La Russa, anzi i La Russa, ancora loro. Ignazio, certo, vicepresidente del Senato e braccio destro di Giorgia Meloni in Fratelli d’Italia, ma non solo. L’imminente ingresso nella Giunta regionale lombarda, come assessore alla Sicurezza, di Romano La Russa, pronto a prendere il posto di Riccardo De Corato, che è candidato alle elezioni politiche, riporta al centro dell’attenzione una delle dinastie più longeve della politica italiana.
Tutto ha inizio con Antonino La Russa, già segretario politico del Partito Nazionale Fascista di Paternò negli anni Quaranta, poi senatore del Movimento sociale italiano nel Dopoguerra. Siciliano, avvocato, “principe del Foro’’ prima nel Tribunale di Milano e poi in quello di Catania, il capostipite Antonino ha avuto quattro figli: Vincenzo, Ignazio, Emilia e Romano. Il più noto, certo, è Ignazio La Russa, avvocato e politico come il padre, una vita a destra, nel Msi e in Alleanza nazionale prima, nel Pdl poi e, infine, in FdI, già ministro della Difesa nel Governo Berlusconi IV. «Eh sì, in casa abbiamo sempre respirato aria di politica e di diritto – aveva raccontato Ignazio, nel 1994, quando era vicepresidente della Camera e An sosteneva il primo Governo Berlusconi, a Stefano Di Michele e Alessandro Galiani, autori del libro “Mal di Destra” –. Avevo undici anni e sentivo già la politica nel sangue. Il primo comizio lo feci poco prima di partire per Milano, in un paesino di montagna, sull’Etna. C’erano le amministrative e il Msi si presentava con una lista tipo An, che si chiamava Campanile con stella. Doveva parlare mio padre, che all’ultimo momento si fece sostituire da un suo amico avvocato. Lui mi prese con sé e mi diede un foglietto, dove c’era scritto un breve saluto che avrei dovuto leggere. Salito sul palco, però, gettai via il foglietto e parlai a braccio. Il discorso me lo ricordo ancora. Cominciava cosi: “Uomini onesti, insieme si sono uniti…” e andò avanti per dieci minuti buoni.
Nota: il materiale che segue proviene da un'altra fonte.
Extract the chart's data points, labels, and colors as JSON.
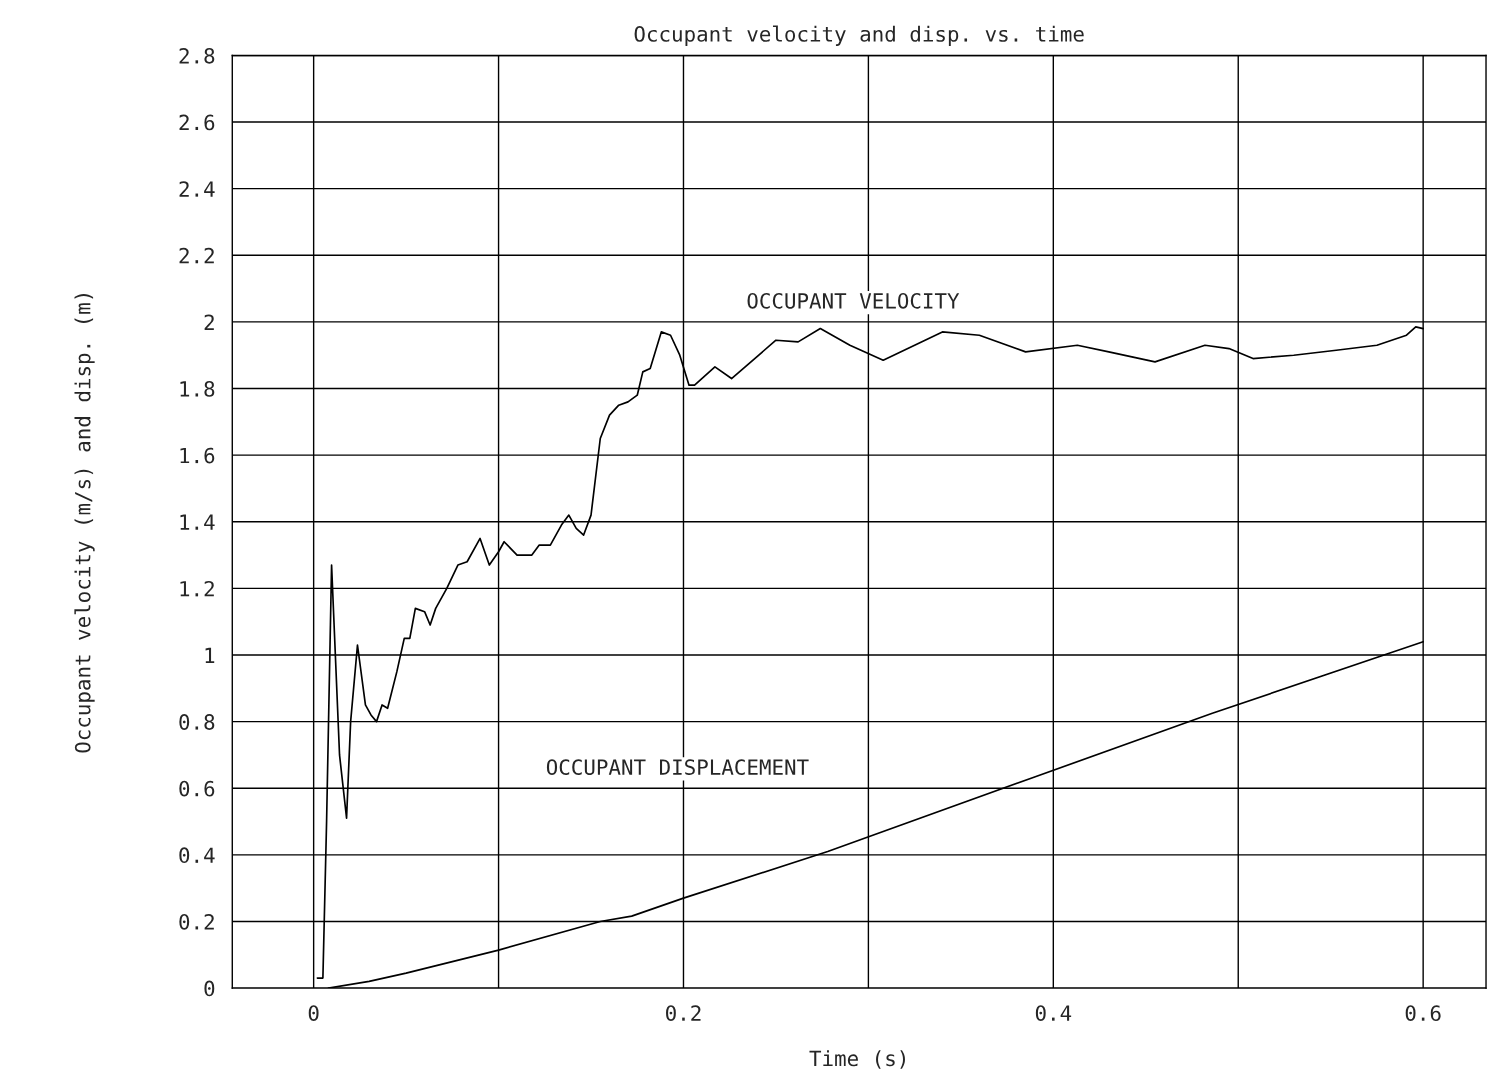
{
  "chart_data": {
    "type": "line",
    "title": "Occupant velocity and disp. vs. time",
    "xlabel": "Time (s)",
    "ylabel": "Occupant velocity (m/s) and disp. (m)",
    "series": [
      {
        "color": "#000000",
        "x": [
          0.002,
          0.005,
          0.007,
          0.0097,
          0.014,
          0.0178,
          0.02,
          0.0237,
          0.028,
          0.031,
          0.034,
          0.037,
          0.04,
          0.045,
          0.049,
          0.052,
          0.055,
          0.06,
          0.063,
          0.066,
          0.072,
          0.078,
          0.083,
          0.09,
          0.095,
          0.1,
          0.103,
          0.11,
          0.118,
          0.122,
          0.128,
          0.134,
          0.138,
          0.142,
          0.146,
          0.15,
          0.155,
          0.16,
          0.165,
          0.17,
          0.175,
          0.178,
          0.182,
          0.188,
          0.193,
          0.198,
          0.203,
          0.206,
          0.217,
          0.226,
          0.25,
          0.262,
          0.274,
          0.29,
          0.308,
          0.34,
          0.36,
          0.385,
          0.413,
          0.43,
          0.455,
          0.482,
          0.495,
          0.508,
          0.53,
          0.553,
          0.575,
          0.591,
          0.596,
          0.6
        ],
        "values": [
          0.03,
          0.03,
          0.5,
          1.27,
          0.7,
          0.51,
          0.8,
          1.03,
          0.85,
          0.82,
          0.8,
          0.85,
          0.84,
          0.95,
          1.05,
          1.05,
          1.14,
          1.13,
          1.09,
          1.14,
          1.2,
          1.27,
          1.28,
          1.35,
          1.27,
          1.31,
          1.34,
          1.3,
          1.3,
          1.33,
          1.33,
          1.39,
          1.42,
          1.38,
          1.36,
          1.42,
          1.65,
          1.72,
          1.75,
          1.76,
          1.78,
          1.85,
          1.86,
          1.97,
          1.96,
          1.9,
          1.81,
          1.81,
          1.865,
          1.83,
          1.945,
          1.94,
          1.98,
          1.93,
          1.885,
          1.97,
          1.96,
          1.91,
          1.93,
          1.91,
          1.88,
          1.93,
          1.92,
          1.89,
          1.9,
          1.915,
          1.93,
          1.96,
          1.985,
          1.98
        ]
      },
      {
        "color": "#000000",
        "x": [
          0.008,
          0.03,
          0.05,
          0.1,
          0.155,
          0.172,
          0.2,
          0.278,
          0.388,
          0.486,
          0.6
        ],
        "values": [
          0,
          0.02,
          0.045,
          0.114,
          0.2,
          0.216,
          0.27,
          0.41,
          0.63,
          0.825,
          1.04
        ]
      }
    ],
    "annotations": [
      "OCCUPANT VELOCITY",
      "OCCUPANT DISPLACEMENT"
    ],
    "xlim": [
      -0.044,
      0.634
    ],
    "ylim": [
      0,
      2.8
    ],
    "xticks": [
      0,
      {
        "value": 0.1,
        "label": null
      },
      0.2,
      {
        "value": 0.3,
        "label": null
      },
      0.4,
      {
        "value": 0.5,
        "label": null
      },
      0.6
    ],
    "yticks": [
      0,
      0.2,
      0.4,
      0.6,
      0.8,
      1,
      1.2,
      1.4,
      1.6,
      1.8,
      2,
      2.2,
      2.4,
      2.6,
      2.8
    ],
    "grid": true,
    "legend": false,
    "line_style": "solid",
    "marker": "none"
  }
}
La politica, a destra, come vocazione di famiglia. Con l’eccezione del primogenito di Antonino, Vincenzo, democristiano per tutta la vita, per tre legislature in Parlamento prima con la Dc e poi con il Ccd, «il chierichetto di casa», per stessa definizione del padre. Romano, l’ultimogenito, invece, ha seguito le orme del padre e del fratello Ignazio. Ha iniziato a fare militanza politica quando frequentava il liceo classico milanese Carducci nelle organizzazioni giovanili del Msi: Giovane Italia e poi Fronte della Gioventù, nella “trincea nera’’ di piazza San Babila, duro tra i duri – più del fratello Ignazio, narra la leggenda della destra milanese – negli Anni di Piombo. Romano La Russa arriva alla grande politica negli anni Novanta, da capogruppo di An in Regione Lombardia e poi da europarlamentare. Nel 2008, quando An stava già per confluire nel Pdl, viene nominato assessore regionale all’Industria nella Giunta Formigoni e, dal 2010 al 2012, è assessore alla Sicurezza, la stessa delega di cui potrebbe tornare a occuparsi a breve a Palazzo Lombardia con Attilio Fontana presidente. Dal 2013 in poi, dopo la fondazione di FdI, Romano non ha più ricoperto incarichi elettivi. Nel 2013 si è candidato in Regione ma non è stato eletto, nel 2018 alla Camera ma l’esito è stato ugualmente negativo. La dinastia politica dei La Russa, in ogni caso, potrebbe non fermarsi ad Antonino, Vincenzo, Ignazio e Romano. Ignazio ha tre figli, tutti con secondo nome da eroi nativi americani: Antonino Geronimo è presidente di Automobile Club Milano; Lorenzo Cochis alle Comunali milanesi dello scorso ottobre è stato eletto consigliere del Municipio 1 per FdI; Leonardo Apache è rapper (nome d’arte Laurus) influencer. Romano La Russa, invece, ha cinque figli: Massimiliano, Alberto, Antonino, Clelia e Maria Cristina. Quest’ultima è sposata con Marco Osnato, deputato di FdI dal 2018. La dinastia continua, anche per interposto cognome.